Zinc is a mineral responsible for a variety of functions in the body. Zinc plays a role in the transmission of nervous system signals and is needed for proper protein and cell membrane structure. The mineral is also found in enzymes, is part of the process that releases hormones throughout the body and helps to regulate cell growth. Zinc occurs naturally in a variety of foods, including meat, poultry, fish, shellfish, eggs, legumes, dairy products, vegetables and grains. The recommended daily allowance for zinc is 11 milligrams daily for adult males and 8 milligrams daily for adult females, reports the Office of Dietary Supplements.
Fortifying foods with zinc oxide helps to ensure that people receive an adequate amount of zinc in their diets. Zinc oxide is added to such foods as flour, breakfast cereal and infant formula. The Ohio State University State University Extension Service reports that most fortified ready-to-eat cereal contains 10 percent of the U.S. recommended daily allowance for zinc. While eating fortified foods helps to increase your daily intake of zinc, the foods might not provide all the zinc that your body needs. If you don’t eat a diet high in foods that naturally contain zinc, you might need to also take a zinc supplement.
The type of food you eat affects how much zinc you absorb in your diet. The highest amounts of zinc are found in fish, poultry, shellfish, eggs and red meat. Although grains and vegetables also contain zinc, less zinc is available from these foods because they also contain phytic acid. Zinc absorption is inhibited when phytic acid is present in a food.

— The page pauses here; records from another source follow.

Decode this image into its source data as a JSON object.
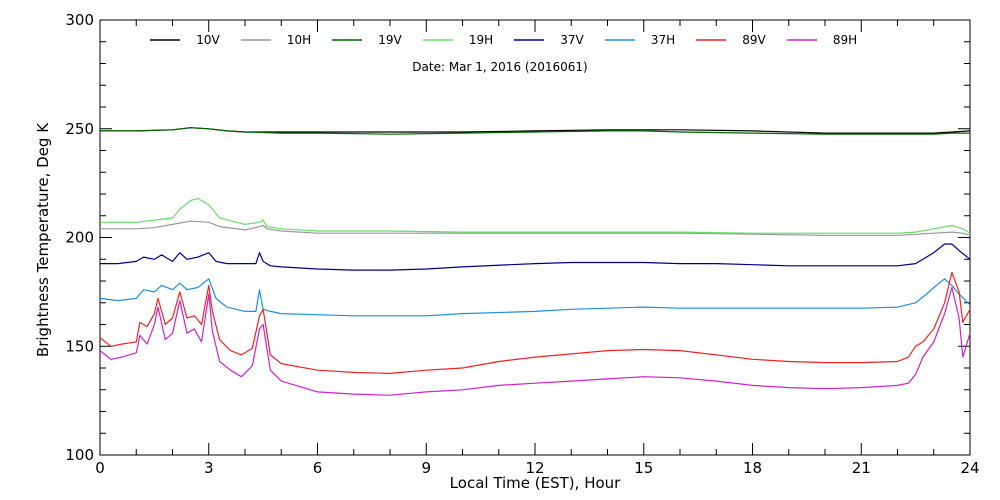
{
  "chart_data": {
    "type": "line",
    "title": "",
    "annotation": "Date: Mar  1, 2016 (2016061)",
    "xlabel": "Local Time (EST), Hour",
    "ylabel": "Brightness Temperature, Deg K",
    "xlim": [
      0,
      24
    ],
    "ylim": [
      100,
      300
    ],
    "xticks": [
      0,
      3,
      6,
      9,
      12,
      15,
      18,
      21,
      24
    ],
    "yticks": [
      100,
      150,
      200,
      250,
      300
    ],
    "grid": false,
    "legend_position": "top, single row",
    "series": [
      {
        "name": "10V",
        "color": "#000000",
        "x": [
          0,
          1,
          2,
          2.5,
          3,
          3.5,
          4,
          5,
          6,
          8,
          10,
          12,
          14,
          15,
          16,
          18,
          20,
          22,
          23,
          23.5,
          24
        ],
        "y": [
          249,
          249,
          249.5,
          250.5,
          250,
          249,
          248.5,
          248.5,
          248.5,
          248.5,
          248.5,
          249,
          249.5,
          249.5,
          249.5,
          249,
          248,
          248,
          248,
          248.5,
          249
        ]
      },
      {
        "name": "10H",
        "color": "#999999",
        "x": [
          0,
          1,
          1.5,
          2,
          2.5,
          3,
          3.3,
          4,
          4.4,
          4.5,
          4.6,
          5,
          6,
          8,
          10,
          12,
          14,
          16,
          18,
          20,
          22,
          23,
          23.5,
          23.8,
          24
        ],
        "y": [
          204,
          204,
          204.5,
          206,
          207.5,
          207,
          205,
          203.5,
          205,
          205.5,
          204,
          203,
          202,
          202,
          202,
          202,
          202,
          202,
          201.5,
          201,
          201,
          202,
          202.5,
          202,
          201
        ]
      },
      {
        "name": "19V",
        "color": "#006400",
        "x": [
          0,
          1,
          2,
          2.5,
          3,
          3.5,
          4,
          5,
          6,
          8,
          10,
          12,
          14,
          15,
          16,
          18,
          20,
          22,
          23,
          23.5,
          24
        ],
        "y": [
          249,
          249,
          249.5,
          250.5,
          250,
          249,
          248.5,
          248,
          248,
          247.5,
          248,
          248.5,
          249,
          249,
          248.5,
          248,
          247.5,
          247.5,
          247.5,
          248,
          248
        ]
      },
      {
        "name": "19H",
        "color": "#66dd66",
        "x": [
          0,
          1,
          1.5,
          2,
          2.2,
          2.5,
          2.7,
          3,
          3.3,
          4,
          4.4,
          4.5,
          4.6,
          5,
          6,
          8,
          10,
          12,
          14,
          16,
          18,
          20,
          22,
          22.5,
          23,
          23.5,
          23.8,
          24
        ],
        "y": [
          207,
          207,
          208,
          209,
          213,
          217,
          218,
          215,
          209,
          206,
          207,
          208,
          205,
          204,
          203,
          203,
          202.5,
          202.5,
          202.5,
          202.5,
          202,
          202,
          202,
          202.5,
          204,
          205.5,
          204,
          202
        ]
      },
      {
        "name": "37V",
        "color": "#00008b",
        "x": [
          0,
          0.5,
          1,
          1.2,
          1.5,
          1.7,
          2,
          2.2,
          2.4,
          2.7,
          3,
          3.2,
          3.5,
          4,
          4.3,
          4.4,
          4.5,
          4.7,
          5,
          6,
          7,
          8,
          9,
          10,
          12,
          13,
          14,
          15,
          16,
          17,
          18,
          19,
          20,
          21,
          22,
          22.5,
          23,
          23.3,
          23.5,
          23.7,
          24
        ],
        "y": [
          188,
          188,
          189,
          191,
          190,
          192,
          189,
          193,
          190,
          191,
          193,
          189,
          188,
          188,
          188,
          193,
          189,
          187,
          186.5,
          185.5,
          185,
          185,
          185.5,
          186.5,
          188,
          188.5,
          188.5,
          188.5,
          188,
          188,
          187.5,
          187,
          187,
          187,
          187,
          188,
          193,
          197,
          197,
          194,
          190
        ]
      },
      {
        "name": "37H",
        "color": "#1e8fdc",
        "x": [
          0,
          0.5,
          1,
          1.2,
          1.5,
          1.7,
          2,
          2.2,
          2.4,
          2.7,
          3,
          3.2,
          3.5,
          4,
          4.3,
          4.4,
          4.5,
          4.7,
          5,
          6,
          7,
          8,
          9,
          10,
          12,
          13,
          14,
          15,
          16,
          17,
          18,
          19,
          20,
          21,
          22,
          22.5,
          22.8,
          23,
          23.3,
          23.5,
          23.7,
          24
        ],
        "y": [
          172,
          171,
          172,
          176,
          175,
          178,
          176,
          179,
          176,
          177,
          181,
          172,
          168,
          166,
          166,
          176,
          167,
          166,
          165,
          164.5,
          164,
          164,
          164,
          165,
          166,
          167,
          167.5,
          168,
          167.5,
          167.5,
          167.5,
          167.5,
          167.5,
          167.5,
          168,
          170,
          174,
          177,
          181,
          178,
          174,
          169
        ]
      },
      {
        "name": "89V",
        "color": "#ee2222",
        "x": [
          0,
          0.3,
          0.6,
          1,
          1.1,
          1.3,
          1.5,
          1.6,
          1.8,
          2,
          2.2,
          2.4,
          2.6,
          2.8,
          3,
          3.1,
          3.3,
          3.6,
          3.9,
          4.2,
          4.4,
          4.5,
          4.7,
          5,
          6,
          7,
          8,
          9,
          10,
          11,
          12,
          13,
          14,
          15,
          16,
          17,
          18,
          19,
          20,
          21,
          22,
          22.3,
          22.5,
          22.7,
          23,
          23.3,
          23.5,
          23.7,
          23.8,
          24
        ],
        "y": [
          154,
          150,
          151,
          152,
          161,
          159,
          165,
          172,
          160,
          163,
          175,
          163,
          164,
          160,
          178,
          166,
          153,
          148,
          146,
          149,
          164,
          167,
          146,
          142,
          139,
          138,
          137.5,
          139,
          140,
          143,
          145,
          146.5,
          148,
          148.5,
          148,
          146,
          144,
          143,
          142.5,
          142.5,
          143,
          145,
          150,
          152,
          158,
          170,
          184,
          175,
          161,
          167
        ]
      },
      {
        "name": "89H",
        "color": "#cc22cc",
        "x": [
          0,
          0.3,
          0.6,
          1,
          1.1,
          1.3,
          1.5,
          1.6,
          1.8,
          2,
          2.2,
          2.4,
          2.6,
          2.8,
          3,
          3.1,
          3.3,
          3.6,
          3.9,
          4.2,
          4.4,
          4.5,
          4.7,
          5,
          6,
          7,
          8,
          9,
          10,
          11,
          12,
          13,
          14,
          15,
          16,
          17,
          18,
          19,
          20,
          21,
          22,
          22.3,
          22.5,
          22.7,
          23,
          23.3,
          23.5,
          23.7,
          23.8,
          24
        ],
        "y": [
          148,
          144,
          145,
          147,
          155,
          151,
          160,
          168,
          153,
          156,
          171,
          156,
          158,
          152,
          174,
          157,
          143,
          139,
          136,
          141,
          158,
          160,
          139,
          134,
          129,
          128,
          127.5,
          129,
          130,
          132,
          133,
          134,
          135,
          136,
          135.5,
          134,
          132,
          131,
          130.5,
          131,
          132,
          133,
          137,
          145,
          152,
          165,
          177,
          163,
          145,
          156
        ]
      }
    ]
  }
}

Fortification is particularly important in countries where people eat large amounts of plant- and grain-based foods, due to the effects of phytic acid in these foods.
Zinc for Colds
Zinc is often touted as a remedy to the common cold and it is added to some over-the-counter cold medications. A review of 15 clinical trials conducted by the Cochrane Database of Systematic Reviews 2011 found that taking zinc lozenges or syrup is beneficial in reducing the duration and severity of the common cold in healthy people when taken within 24-hours of the onset of symptoms. The review was published in February 2011. Using nasal sprays containing zinc is not recommended, as applying zinc directly to the nose can cause loss of smell.